The Child Labor Act (1916), which forbade the interstate
sale of goods produced by child labor; and
The Farm Loan Act (1916), which made it easier for
farmers to get loans.
The Adamson Act (1916), which established an eighthour workday for railroad workers.
The Workingmen's Compensation Act (1916), which
provided financial assistance to federal employees injured
on the job.
Civil Rights
Wilson’s record on race relations was not very good.
During his first term in office, the House passed a law
making racial intermarriage a felony in the District of
Columbia. His new Postmaster General also ordered that
his Washington offices be segregated, with the Treasury
and Navy soon doing the same. Suddenly, photographs
were required of all applicants for federal jobs. When
pressed by black leaders, Wilson replied, "The purpose of
these measures was to reduce the friction. It is as far as
possible from being a movement against the Negroes. I
sincerely believe it to be in their interest."

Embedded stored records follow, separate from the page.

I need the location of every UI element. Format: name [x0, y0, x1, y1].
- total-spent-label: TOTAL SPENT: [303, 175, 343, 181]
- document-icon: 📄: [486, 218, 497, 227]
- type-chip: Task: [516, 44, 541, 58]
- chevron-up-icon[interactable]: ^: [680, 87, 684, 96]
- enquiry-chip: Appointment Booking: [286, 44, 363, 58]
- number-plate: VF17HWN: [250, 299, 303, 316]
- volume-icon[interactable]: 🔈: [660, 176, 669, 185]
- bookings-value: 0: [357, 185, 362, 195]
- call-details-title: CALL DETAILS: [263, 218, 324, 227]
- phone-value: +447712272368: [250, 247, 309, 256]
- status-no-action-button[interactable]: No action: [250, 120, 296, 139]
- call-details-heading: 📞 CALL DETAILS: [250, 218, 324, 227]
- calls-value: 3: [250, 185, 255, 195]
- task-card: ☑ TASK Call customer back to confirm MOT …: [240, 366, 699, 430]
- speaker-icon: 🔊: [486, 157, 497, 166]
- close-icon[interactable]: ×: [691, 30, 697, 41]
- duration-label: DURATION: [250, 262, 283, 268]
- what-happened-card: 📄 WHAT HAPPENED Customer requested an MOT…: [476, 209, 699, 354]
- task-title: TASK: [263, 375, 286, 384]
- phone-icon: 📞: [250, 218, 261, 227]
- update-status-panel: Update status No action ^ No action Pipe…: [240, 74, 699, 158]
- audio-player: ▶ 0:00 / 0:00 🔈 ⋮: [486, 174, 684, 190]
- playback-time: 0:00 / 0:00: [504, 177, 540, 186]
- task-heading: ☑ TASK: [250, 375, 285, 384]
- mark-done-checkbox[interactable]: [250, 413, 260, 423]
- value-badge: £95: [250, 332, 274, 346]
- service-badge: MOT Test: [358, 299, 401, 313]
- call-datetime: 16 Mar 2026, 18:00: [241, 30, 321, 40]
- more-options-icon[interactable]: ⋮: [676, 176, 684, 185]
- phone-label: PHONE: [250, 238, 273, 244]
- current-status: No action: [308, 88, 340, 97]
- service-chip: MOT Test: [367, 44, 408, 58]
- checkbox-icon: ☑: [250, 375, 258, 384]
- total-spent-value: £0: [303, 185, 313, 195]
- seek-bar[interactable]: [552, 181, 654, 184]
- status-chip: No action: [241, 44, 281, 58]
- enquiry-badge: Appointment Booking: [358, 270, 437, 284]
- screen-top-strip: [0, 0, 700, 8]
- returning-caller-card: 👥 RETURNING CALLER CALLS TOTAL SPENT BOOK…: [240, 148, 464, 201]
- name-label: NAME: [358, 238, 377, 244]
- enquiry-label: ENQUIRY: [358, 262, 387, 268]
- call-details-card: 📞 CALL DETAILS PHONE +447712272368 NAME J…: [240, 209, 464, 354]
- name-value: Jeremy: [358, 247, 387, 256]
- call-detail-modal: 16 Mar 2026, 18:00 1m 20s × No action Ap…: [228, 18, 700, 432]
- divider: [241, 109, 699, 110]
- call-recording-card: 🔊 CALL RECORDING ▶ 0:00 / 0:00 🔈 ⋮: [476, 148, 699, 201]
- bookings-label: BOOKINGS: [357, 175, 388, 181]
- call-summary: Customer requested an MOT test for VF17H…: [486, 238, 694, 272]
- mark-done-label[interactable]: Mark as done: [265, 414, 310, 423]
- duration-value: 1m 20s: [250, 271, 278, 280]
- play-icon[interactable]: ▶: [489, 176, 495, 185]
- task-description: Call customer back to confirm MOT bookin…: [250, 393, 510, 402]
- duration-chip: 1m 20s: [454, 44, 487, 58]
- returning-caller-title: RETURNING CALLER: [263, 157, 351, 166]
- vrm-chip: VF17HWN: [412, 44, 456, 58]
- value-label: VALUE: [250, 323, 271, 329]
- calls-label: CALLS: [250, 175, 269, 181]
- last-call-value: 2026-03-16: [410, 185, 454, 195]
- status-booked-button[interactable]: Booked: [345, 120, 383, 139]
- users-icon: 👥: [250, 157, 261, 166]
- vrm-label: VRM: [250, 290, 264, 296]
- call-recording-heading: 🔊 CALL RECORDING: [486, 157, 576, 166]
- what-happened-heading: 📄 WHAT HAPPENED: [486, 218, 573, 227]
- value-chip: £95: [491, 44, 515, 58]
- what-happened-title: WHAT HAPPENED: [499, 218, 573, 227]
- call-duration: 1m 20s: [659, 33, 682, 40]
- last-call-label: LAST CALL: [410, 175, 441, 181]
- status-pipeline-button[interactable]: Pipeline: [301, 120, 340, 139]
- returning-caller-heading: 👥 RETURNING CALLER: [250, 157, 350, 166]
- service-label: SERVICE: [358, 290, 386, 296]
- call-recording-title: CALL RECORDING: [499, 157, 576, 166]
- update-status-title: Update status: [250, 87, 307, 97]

When Wilson allowed his cabinet members to segregate
government offices, William Monroe Trotter, a civil rights leader,
led a delegation to meet with the president and protest this
discriminatory policy. Wilson's explanation, that "segregation
was caused by friction between the colored and white clerks, and
not done to injure or humiliate the colored clerks, but to avoid
friction," infuriated Trotter. After the shouting match that
followed, Trotter was ordered out of the White House. Trotter then
did what Wilson considered unforgivable. Standing on the White
House grounds, he held a press conference and detailed what had
just happened. A Wilson supporter in 1912, Du Bois now sided
with Trotter. In Du Bois' view, Wilson "was by birth . . . unfitted
for largesse of view or depth of feeling about racial injustice."
World War I
At the outbreak of the war, the official foreign policy was
neutrality, and the isolationist Americans felt, “snug,
smug, and secure,” but not for long.
In 1914, America was in an economic recession, but
during American “neutrality,” but JP Morgan advanced
the Allies 2.3 billion dollars, and America attempted to
trade with both sides.
British ships began forcing American vessels into their
ports to prevent trade with Germany.
Germany retaliated with a U-boat war off the British
Isles.
The Lusitania, a passenger ship sailing from New York
to London, was sunk off the coast of Ireland on May 7,
1915. Almost 1200 lives were lost, including 128
Americans.
The Lusitania was carrying 4200 cases of small arms
ammunition, and the Germans had given a warning that
they would sink the ship.
Wilson refused to engage Germany in war, but in 1916,
when a French ship, the Sussex, was sank, Wilson gave
an ultimatum: sink another ship and face America in
war.
Re-Election
The Progressives wanted TR to run again, but he
thought he would split the ticket and so did not run,
killing the Progressive Party.
The Republicans ran Charles Evans Hughes, Supreme
Court justice and former governor of New York.
The Republicans criticized the progressive reforms of
Wilson and his foreign policy.
Wilson’s campaign slogan was, “He kept us out of war.”
The East voted for Hughes, but the rest of the country
carried Wilson: 277 to 254 electoral votes.